Gift certificates have been printed, plaques are in. Come join us for summits 10 year anniversary celebration.


----------



## flamedxxx (Aug 31, 2009)

I know of at least 5 Ohio boys heading down, possibly more. Besides, I need to crash my new challenger body up a bit so it matches the paintjob it got...:lol:


----------



## Hardesty (Jun 3, 2012)

Glad you guys can make it.


----------



## Hardesty (Jun 3, 2012)

We've got a really nice layout for tomorrow's event. Sounds like we will have a really nice turnout.
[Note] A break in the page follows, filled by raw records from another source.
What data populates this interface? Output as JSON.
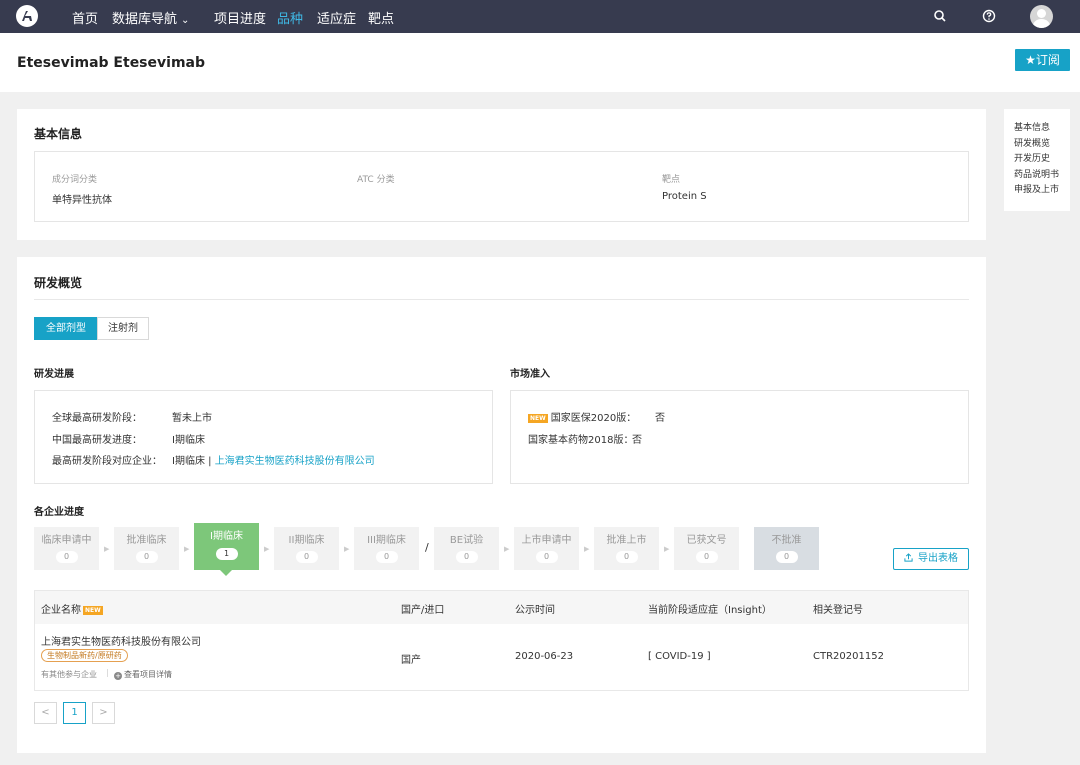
{
  "nav": {
    "items": [
      {
        "label": "首页"
      },
      {
        "label": "数据库导航"
      },
      {
        "label": "项目进度"
      },
      {
        "label": "品种"
      },
      {
        "label": "适应症"
      },
      {
        "label": "靶点"
      }
    ],
    "dropdown_glyph": "⌄"
  },
  "page": {
    "title": "Etesevimab Etesevimab",
    "subscribe_label": "★订阅"
  },
  "side_nav": [
    "基本信息",
    "研发概览",
    "开发历史",
    "药品说明书",
    "申报及上市"
  ],
  "basic_info": {
    "title": "基本信息",
    "fields": [
      {
        "label": "成分词分类",
        "value": "单特异性抗体"
      },
      {
        "label": "ATC 分类",
        "value": ""
      },
      {
        "label": "靶点",
        "value": "Protein S"
      }
    ]
  },
  "overview": {
    "title": "研发概览",
    "tabs": [
      {
        "label": "全部剂型",
        "active": true
      },
      {
        "label": "注射剂",
        "active": false
      }
    ],
    "progress": {
      "title": "研发进展",
      "rows": [
        {
          "label": "全球最高研发阶段：",
          "value": "暂未上市"
        },
        {
          "label": "中国最高研发进度：",
          "value": "I期临床"
        },
        {
          "label": "最高研发阶段对应企业：",
          "value": "I期临床 | ",
          "link": "上海君实生物医药科技股份有限公司"
        }
      ]
    },
    "market": {
      "title": "市场准入",
      "badge": "NEW",
      "rows": [
        {
          "label": "国家医保2020版：",
          "value": "否"
        },
        {
          "label": "国家基本药物2018版：",
          "value": "否"
        }
      ]
    },
    "company_progress": {
      "title": "各企业进度",
      "stages": [
        {
          "label": "临床申请中",
          "count": "0"
        },
        {
          "label": "批准临床",
          "count": "0"
        },
        {
          "label": "I期临床",
          "count": "1"
        },
        {
          "label": "II期临床",
          "count": "0"
        },
        {
          "label": "III期临床",
          "count": "0"
        },
        {
          "label": "BE试验",
          "count": "0"
        },
        {
          "label": "上市申请中",
          "count": "0"
        },
        {
          "label": "批准上市",
          "count": "0"
        },
        {
          "label": "已获文号",
          "count": "0"
        },
        {
          "label": "不批准",
          "count": "0"
        }
      ],
      "slash": "/",
      "export_label": "导出表格"
    },
    "table": {
      "headers": [
        "企业名称",
        "国产/进口",
        "公示时间",
        "当前阶段适应症（Insight）",
        "相关登记号"
      ],
      "header_badge": "NEW",
      "rows": [
        {
          "company": "上海君实生物医药科技股份有限公司",
          "tag": "生物制品新药/原研药",
          "other_link": "有其他参与企业",
          "detail_link": "查看项目详情",
          "origin": "国产",
          "date": "2020-06-23",
          "indication": "[ COVID-19 ]",
          "reg_no": "CTR20201152"
        }
      ]
    },
    "pagination": {
      "prev": "<",
      "current": "1",
      "next": ">"
    }
  },
  "colors": {
    "accent": "#17a2c7",
    "nav_bg": "#373b4f",
    "active_stage": "#7dc77a",
    "badge": "#f5a623"
  },
  "icons": [
    "logo-icon",
    "search-icon",
    "help-icon",
    "user-avatar-icon",
    "export-icon",
    "plus-circle-icon"
  ]
}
See you guys tomorrow for some cake and icecream.


----------



## xtreme (Oct 8, 2010)

Could you shoot us a pic of track lay out for friday?


----------



## Hardesty (Jun 3, 2012)

Great turn out for Winterfest Trophy Race. Thank you to all those who attended! See you at the USVTA Indoor Carpet Nationals, March 1-3









[/IMG]


----------



## Brad Mergy (Feb 21, 2002)

I had a great time! Happy Anniversary to all the Summit crew!


----------



## FASTPZ (Dec 31, 2007)

Congrats to the summit Crew it is so great to have a nice facility that has belonged to one of the oldest clubs around. Wow what a great race!!!!!!!!!


----------